Tech-Mex

Nortec's 'Tijuana Sessions' bring new light to the border.

"Before us we saw many cities and towns ... . We were wonderstruck, and we said that what lay before us was like the enchantments related in the legend of Amadis ... . There is much to ponder in it that I know not how to tell: witnessing things never heard, nor seen, nor even dreamed."

These words belong to Spanish explorer and chronicler Bernal Díaz del Castillo, and they were written in 1520, after Spain had landed in the Valley of Mexico.

They were his response to what he could not believe his European eyes beheld: a New World civilization with enough homegrown technology to build pyramids of geometry and stone that lifted the earth closer to the sky. Cut and paste Castillo's astonishment onto the present, and it's a rarely heard First World commentary on the Third--the First World marveling at the technological sophistication of the very folks they're supposed to school, the pre-conquista equivalent of bringing typewriters to a people who are already rocking Macintosh G4s.

But the Spaniards took the Aztecs out, and what's endured over the centuries is a colonial residue that continues to see Mexico through the opposite lens, as a country hopelessly resistant to modernity, where poverty, corruption, moral shiftiness, and a "mañana" anti-work ethic reign. "Hecho en Mexico" ("Made in Mexico"): shorthand for "It's gonna break." Of course, underneath all this misrepresentation is an entirely different Mexico, a low-tech-meets-high-tech story of tradition getting hotwired and reconfigured within the circuits of advanced information technologies.

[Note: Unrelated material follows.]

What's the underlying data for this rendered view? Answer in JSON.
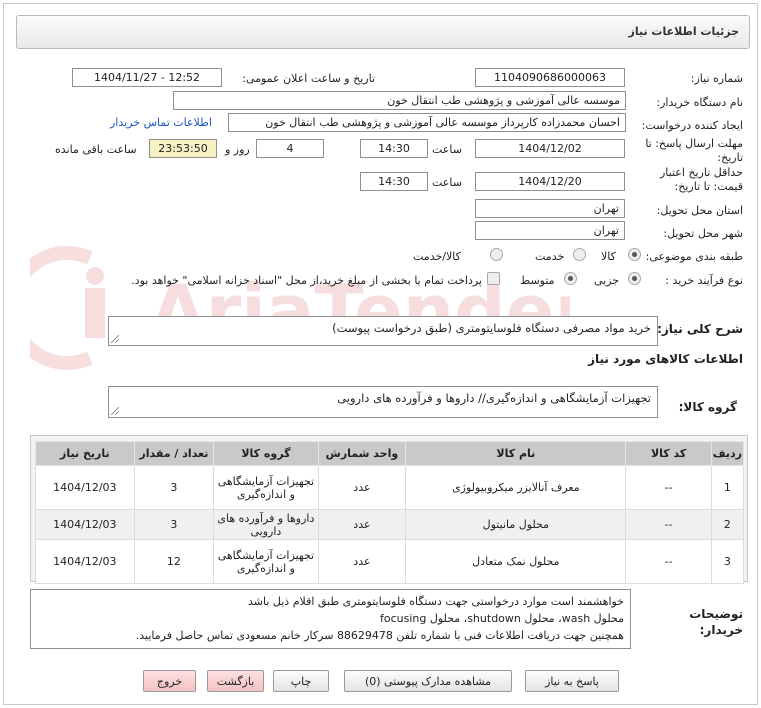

Celebrating this Mexico--electro-Mexico, digi-Mexico--is at the core of Nortec, a new multimedia artistic movement based in Tijuana. Organized around a collective of DJs, musicians, architects, fashion designers, visual artists and theorists, Nortec uses digital technology to fuse all things locally norteño with all things globally techno. There have been Nortec art exhibits, fashion shows and architecture installations, but the heart of the group is the music being released on the Mil Records label: samples of old banda and norteño albums fed into Mac editing software and then recombined over ambient synth washes and icy beat patterns.

Two years in the making, The Tijuana Sessions Vol. 1 (Palm; released February 20) is the first complete Nortec mission statement. Fourteen cuts of bordertronic hybrids in which banda's burping tubas and machine-gun-quick snare rolls put drum 'n' bass on Tijuana's notorious tourist drag strip Revolución Avenue, and norteño's accordions and guitar strums dress acid-jazz bohemianism in urban-ranchero Stetson hats and tassels. It is, to paraphrase one day-glo Nortec design slogan, gun-slinging narco-corrido king Chalino Sanchez reborn as a postmodern original gangsta.

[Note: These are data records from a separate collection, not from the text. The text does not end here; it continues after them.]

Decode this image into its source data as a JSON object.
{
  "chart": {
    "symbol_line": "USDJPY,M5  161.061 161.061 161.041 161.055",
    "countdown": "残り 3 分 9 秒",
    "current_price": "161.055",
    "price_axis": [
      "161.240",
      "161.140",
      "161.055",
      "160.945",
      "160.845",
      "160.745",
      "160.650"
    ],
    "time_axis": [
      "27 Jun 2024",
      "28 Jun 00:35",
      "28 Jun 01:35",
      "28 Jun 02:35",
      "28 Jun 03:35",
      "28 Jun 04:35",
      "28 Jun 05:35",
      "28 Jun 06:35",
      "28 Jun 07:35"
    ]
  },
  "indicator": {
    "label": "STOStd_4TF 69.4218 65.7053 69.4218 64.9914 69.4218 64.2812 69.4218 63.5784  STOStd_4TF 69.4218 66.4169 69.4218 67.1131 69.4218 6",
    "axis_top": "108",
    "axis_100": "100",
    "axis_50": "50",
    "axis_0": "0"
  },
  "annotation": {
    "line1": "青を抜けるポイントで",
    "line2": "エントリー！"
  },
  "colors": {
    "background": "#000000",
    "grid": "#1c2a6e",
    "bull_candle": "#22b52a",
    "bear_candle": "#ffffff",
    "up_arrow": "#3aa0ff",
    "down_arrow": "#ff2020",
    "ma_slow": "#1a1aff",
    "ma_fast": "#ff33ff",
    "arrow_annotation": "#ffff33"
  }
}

Bringing new technology to bear on traditional Mexican culture certainly isn't a Nortec invention (Mexico City composer Jorge Reyes has been making pre-hispano electronica for decades), and they're certainly not the only Kraftwerk-descended Mex-ravers to do it (Guadalajara's Nopal Beat crew has launched its own attack on the Opción Sónica release Acid Cabaret, where jackhammer techno pulses through Mexican cabaret music and ocarinas).

But what Nortec adds to the tech-Mex equation is an aesthetic philosophy that views making music out of the North and South as a necessary means of making a better life for a world that exists between North and South. As one of Nortec's principal ideologues, Pepe Mogt, puts it: "We had to register hundreds of hours in front of the radio searching for sound waves from the North that would take us away from everything we were not or did not want to become."

It is this "Fourth World" of the border that Nortec architect Raul Cardenas explores in his art laboratory and clothing company Torolab. Visit his elegantly designed site (www.torolab.com), and you'll see that Cardenas takes Nortec's audio collisions and turns them into architectural blueprints, installation sculptures, tools for art education, and theories for better living through border technology: "Wearing phenomenoscopic goggles, driving the improbability engine, reinventing pretext." Enrique and Joselo Rangel of Mexico City art-rock band Café Tacuba are Torolab associates, as is Enrique Jimenez, a.k.a Ejival, a Tijuana writer and DJ, and the founder of Nimboestatic--the electronica label responsible for last year's lush La Tejedora de Nubes compilation, which is dedicated, in his words, "to returning beautiful sound to the sad land of this nation."

Most refreshingly, with all its sophisticated design innovation, theoretical manifestoes, digital audio Nortec loops and badass T-shirt logos, Torolab is also committed to teaching. More than its music, then, the greatest legacy of Nortec as an art movement will lie in putting its ideas about technology and border culture--about how utilitarian art can transform the worlds we are given into worlds we want to live in--into the hands of a new generation of artists and DJs, so that they, too, can come up with things never heard, or seen, or even dreamed.